In our numerical analysis class, we learned about orthonormal vectors and why they're so convenient for solving the matrix equation $A\vec{x} = \vec{b}$:
$\vec{b} = x_1\vec{a_1} + x_2\vec{a_2} + ... + x_k\vec{a_k}$
If the columns of $A$ form an orthonormal set of vectors, then we can find each $x_i$ in a stepwise fashion by "abusing" the fact that $\vec{a_i}\cdot\vec{a_j} = 0$ if $i \neq j$ and $1$ if $i = j$. For example, we can easily find $x_1$ by multiplying both sides by $a_1$:
$\vec{a_1}\cdot\vec{b} = x_1(\vec{a_1}\cdot\vec{a_1}) + x_2(\vec{a_1}\cdot\vec{a_2}) + ... + x_k(\vec{a_1}\cdot\vec{a_k}) = x_1(1) + 0 + ... + 0$.
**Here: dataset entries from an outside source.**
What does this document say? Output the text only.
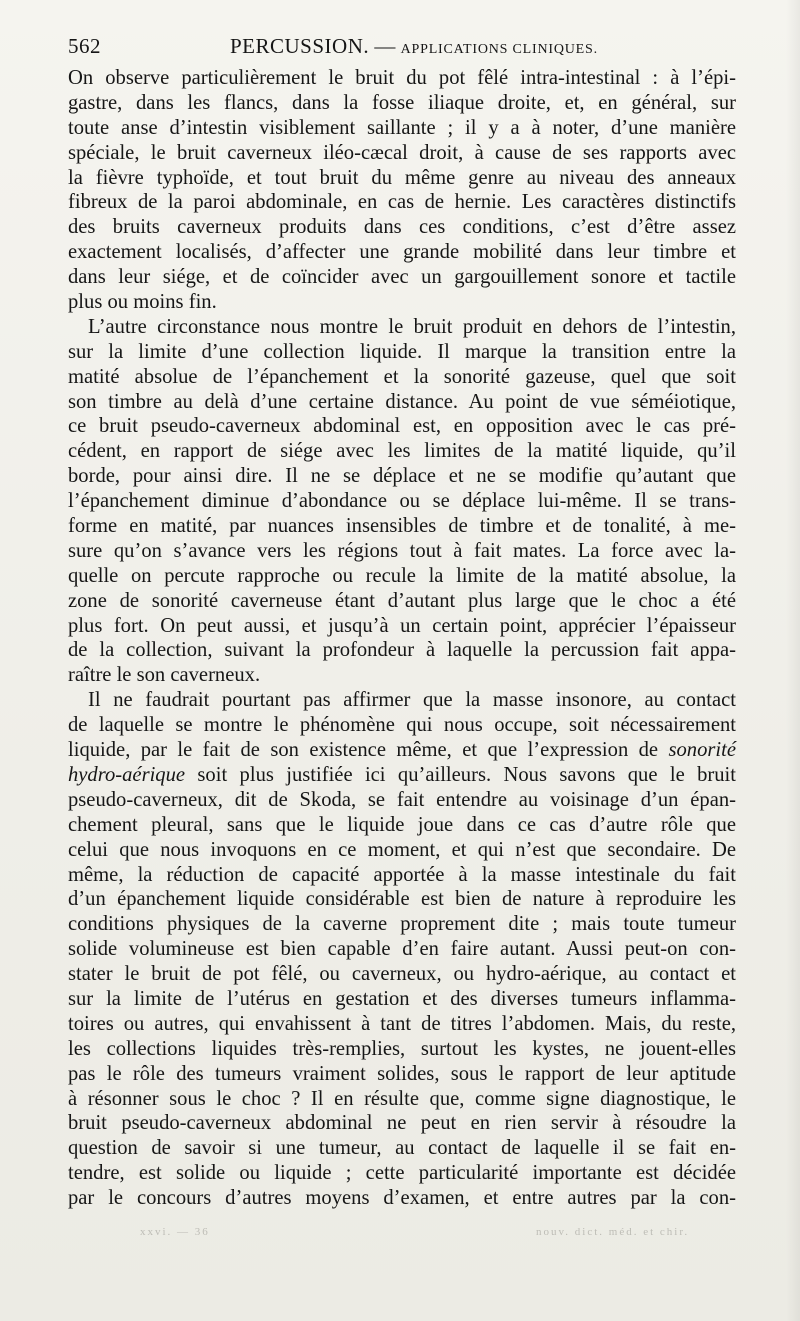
562	PERCUSSION. — APPLICATIONS CLINIQUES.
On observe particulièrement le bruit du pot fêlé intra-intestinal : à l’épi-
gastre, dans les flancs, dans la fosse iliaque droite, et, en général, sur
toute anse d’intestin visiblement saillante ; il y a à noter, d’une manière
spéciale, le bruit caverneux iléo-cæcal droit, à cause de ses rapports avec
la fièvre typhoïde, et tout bruit du même genre au niveau des anneaux
fibreux de la paroi abdominale, en cas de hernie. Les caractères distinctifs
des bruits caverneux produits dans ces conditions, c’est d’être assez
exactement localisés, d’affecter une grande mobilité dans leur timbre et
dans leur siége, et de coïncider avec un gargouillement sonore et tactile
plus ou moins fin.
L’autre circonstance nous montre le bruit produit en dehors de l’intestin,
sur la limite d’une collection liquide. Il marque la transition entre la
matité absolue de l’épanchement et la sonorité gazeuse, quel que soit
son timbre au delà d’une certaine distance. Au point de vue séméiotique,
ce bruit pseudo-caverneux abdominal est, en opposition avec le cas pré-
cédent, en rapport de siége avec les limites de la matité liquide, qu’il
borde, pour ainsi dire. Il ne se déplace et ne se modifie qu’autant que
l’épanchement diminue d’abondance ou se déplace lui-même. Il se trans-
forme en matité, par nuances insensibles de timbre et de tonalité, à me-
sure qu’on s’avance vers les régions tout à fait mates. La force avec la-
quelle on percute rapproche ou recule la limite de la matité absolue, la
zone de sonorité caverneuse étant d’autant plus large que le choc a été
plus fort. On peut aussi, et jusqu’à un certain point, apprécier l’épaisseur
de la collection, suivant la profondeur à laquelle la percussion fait appa-
raître le son caverneux.
Il ne faudrait pourtant pas affirmer que la masse insonore, au contact
de laquelle se montre le phénomène qui nous occupe, soit nécessairement
liquide, par le fait de son existence même, et que l’expression de sonorité
hydro-aérique soit plus justifiée ici qu’ailleurs. Nous savons que le bruit
pseudo-caverneux, dit de Skoda, se fait entendre au voisinage d’un épan-
chement pleural, sans que le liquide joue dans ce cas d’autre rôle que
celui que nous invoquons en ce moment, et qui n’est que secondaire. De
même, la réduction de capacité apportée à la masse intestinale du fait
d’un épanchement liquide considérable est bien de nature à reproduire les
conditions physiques de la caverne proprement dite ; mais toute tumeur
solide volumineuse est bien capable d’en faire autant. Aussi peut-on con-
stater le bruit de pot fêlé, ou caverneux, ou hydro-aérique, au contact et
sur la limite de l’utérus en gestation et des diverses tumeurs inflamma-
toires ou autres, qui envahissent à tant de titres l’abdomen. Mais, du reste,
les collections liquides très-remplies, surtout les kystes, ne jouent-elles
pas le rôle des tumeurs vraiment solides, sous le rapport de leur aptitude
à résonner sous le choc ? Il en résulte que, comme signe diagnostique, le
bruit pseudo-caverneux abdominal ne peut en rien servir à résoudre la
question de savoir si une tumeur, au contact de laquelle il se fait en-
tendre, est solide ou liquide ; cette particularité importante est décidée
par le concours d’autres moyens d’examen, et entre autres par la con-
xxvi. — 36	nouv. dict. méd. et chir.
But often times, the columns of $A$ are not orthogonal (or orthonormal). We learned the Gram-Schmidt process for transforming a given set of non-orthogonal vectors into a set of orthonormal vectors. Our instructor then told us that we can use this to solve the original problem.
Here's my issue with that: Don't we end up solving a different problem? The original problem asks for $A\vec{x} = \vec{b}$. If we replace $A$ with another matrix whose column vectors are orthonormal, have we not changed the problem that we're working with?